Science communication reimagined: using cleavage to attract you to science
A young scientist at UTS is using research on ‘cleavage’ as a catalyst for a potential future in science communication.
Michael Widjaja is completing his PhD on proteomics and microbiology at the UTS ithree Institute for Infection, Immunity and Innovation.
His passion for communicating his research recently earnt him the Best Poster Presentation Award at the 2nd Proteomics & Beyond 2014 Symposium.
“I am hoping to be a science communicator for the general public so that I can educate them about microbiology,” Michael said. “Seeing peoples’ faces light up when something in their brain clicks and they understand my research just makes my day.”
Michael’s research focuses on cleavage in tiny bacteria called Mycoplasma pneumoniae that causes pneumonia in humans.
“I am specifically looking at proteins and I like to think of proteins as “tools” that all cells use to do everything,” he said. “These include eating, communicating with other cells, waste removal, and in the case of bad bacteria, causing disease.”
During his research, Michael has found that the cleaving of proteins in Mycoplasma pneumoniae has led to a generation of more proteins that cause disease, whereas traditionally, the cleaving of proteins disables them.
Although cleavage has been found in this area of research before, Michael has discovered far more cleavage than what was previously known. He is now in pursuit of an explanation of what effect this cleavage has on the bacteria.

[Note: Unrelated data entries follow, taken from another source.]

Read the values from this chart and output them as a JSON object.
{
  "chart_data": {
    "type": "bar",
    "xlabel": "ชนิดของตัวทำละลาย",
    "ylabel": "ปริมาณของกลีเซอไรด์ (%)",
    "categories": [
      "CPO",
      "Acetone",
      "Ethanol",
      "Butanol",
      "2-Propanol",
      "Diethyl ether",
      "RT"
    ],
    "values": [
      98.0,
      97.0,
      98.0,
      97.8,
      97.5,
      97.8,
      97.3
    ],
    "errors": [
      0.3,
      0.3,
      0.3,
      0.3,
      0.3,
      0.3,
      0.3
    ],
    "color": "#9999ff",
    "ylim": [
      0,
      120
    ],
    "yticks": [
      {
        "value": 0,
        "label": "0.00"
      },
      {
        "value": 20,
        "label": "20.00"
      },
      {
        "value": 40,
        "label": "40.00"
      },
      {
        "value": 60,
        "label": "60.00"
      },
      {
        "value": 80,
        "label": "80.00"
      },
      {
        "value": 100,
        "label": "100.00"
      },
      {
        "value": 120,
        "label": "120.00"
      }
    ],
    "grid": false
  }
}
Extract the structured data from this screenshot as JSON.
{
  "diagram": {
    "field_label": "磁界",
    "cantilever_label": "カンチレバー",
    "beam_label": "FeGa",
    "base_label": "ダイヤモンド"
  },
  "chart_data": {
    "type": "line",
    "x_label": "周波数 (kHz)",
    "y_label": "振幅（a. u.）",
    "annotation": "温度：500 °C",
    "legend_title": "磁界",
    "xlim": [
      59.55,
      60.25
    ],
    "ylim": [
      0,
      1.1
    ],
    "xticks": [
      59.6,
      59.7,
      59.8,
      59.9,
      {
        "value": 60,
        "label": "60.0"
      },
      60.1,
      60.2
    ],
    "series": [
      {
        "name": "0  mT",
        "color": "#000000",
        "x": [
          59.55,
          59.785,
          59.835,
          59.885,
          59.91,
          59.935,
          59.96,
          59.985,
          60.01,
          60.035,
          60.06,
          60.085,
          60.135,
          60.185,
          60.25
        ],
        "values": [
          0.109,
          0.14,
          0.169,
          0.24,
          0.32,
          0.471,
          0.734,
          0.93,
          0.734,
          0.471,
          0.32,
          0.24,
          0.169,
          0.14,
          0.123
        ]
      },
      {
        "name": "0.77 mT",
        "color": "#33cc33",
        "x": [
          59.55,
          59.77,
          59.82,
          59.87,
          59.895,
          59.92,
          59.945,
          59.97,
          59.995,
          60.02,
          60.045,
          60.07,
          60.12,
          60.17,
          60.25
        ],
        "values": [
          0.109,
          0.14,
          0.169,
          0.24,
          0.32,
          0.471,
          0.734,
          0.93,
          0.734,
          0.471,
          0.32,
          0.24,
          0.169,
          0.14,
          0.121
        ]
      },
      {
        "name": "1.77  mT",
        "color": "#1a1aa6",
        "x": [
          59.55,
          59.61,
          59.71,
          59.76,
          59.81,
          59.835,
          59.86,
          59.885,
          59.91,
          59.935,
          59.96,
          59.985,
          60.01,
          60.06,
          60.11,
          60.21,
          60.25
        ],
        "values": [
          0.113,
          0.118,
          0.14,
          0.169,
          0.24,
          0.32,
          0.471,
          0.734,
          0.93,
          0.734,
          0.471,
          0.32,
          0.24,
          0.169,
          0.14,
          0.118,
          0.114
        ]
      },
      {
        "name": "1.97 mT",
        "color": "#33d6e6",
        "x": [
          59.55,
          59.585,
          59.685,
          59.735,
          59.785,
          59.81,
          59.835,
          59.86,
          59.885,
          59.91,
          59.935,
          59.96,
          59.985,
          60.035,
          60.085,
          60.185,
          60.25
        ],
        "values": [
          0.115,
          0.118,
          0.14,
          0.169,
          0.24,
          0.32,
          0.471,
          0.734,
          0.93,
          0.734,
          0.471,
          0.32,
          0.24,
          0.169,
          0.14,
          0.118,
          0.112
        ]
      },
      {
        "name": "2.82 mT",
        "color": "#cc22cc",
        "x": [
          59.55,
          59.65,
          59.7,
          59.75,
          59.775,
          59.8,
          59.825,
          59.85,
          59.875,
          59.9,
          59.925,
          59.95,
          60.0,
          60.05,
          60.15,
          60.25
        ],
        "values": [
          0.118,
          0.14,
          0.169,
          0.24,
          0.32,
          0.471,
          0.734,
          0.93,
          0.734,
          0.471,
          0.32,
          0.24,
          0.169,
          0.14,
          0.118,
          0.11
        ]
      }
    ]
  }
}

“Cleavage is a thing in bacteria and a lot more bacteria have cleavage than what we thought,” he said. “I found cleavage through affinity chromatography experiments which is a technique that looks at the interaction of proteins.
“One hypothesis, based on other bacteria, is that this cleavage is used as a distraction from antibiotics and the immune system.
“So instead of targeting the bacteria, the immune systems targets these cleaved proteins.”
As well as writing up the findings of his PhD research this year, Michael has also taken up many opportunities to communicate his research to school groups and the general public.
He has spoken at international and national conferences, was a finalist in Fresh Science and FameLab (NSW) and participated in ‘Speed Meet a Scientist’ during National Science Week.
Michael hopes to increase the healthiness of people in society by identifying a way to discontinue cleavage patterns.
“I hope to find out what Mycoplasma pneumoniae uses cleavage for and then scientists can find a way to stop this cleavage and hopefully eliminate infections by Mycoplasma pneumoniae,” he said.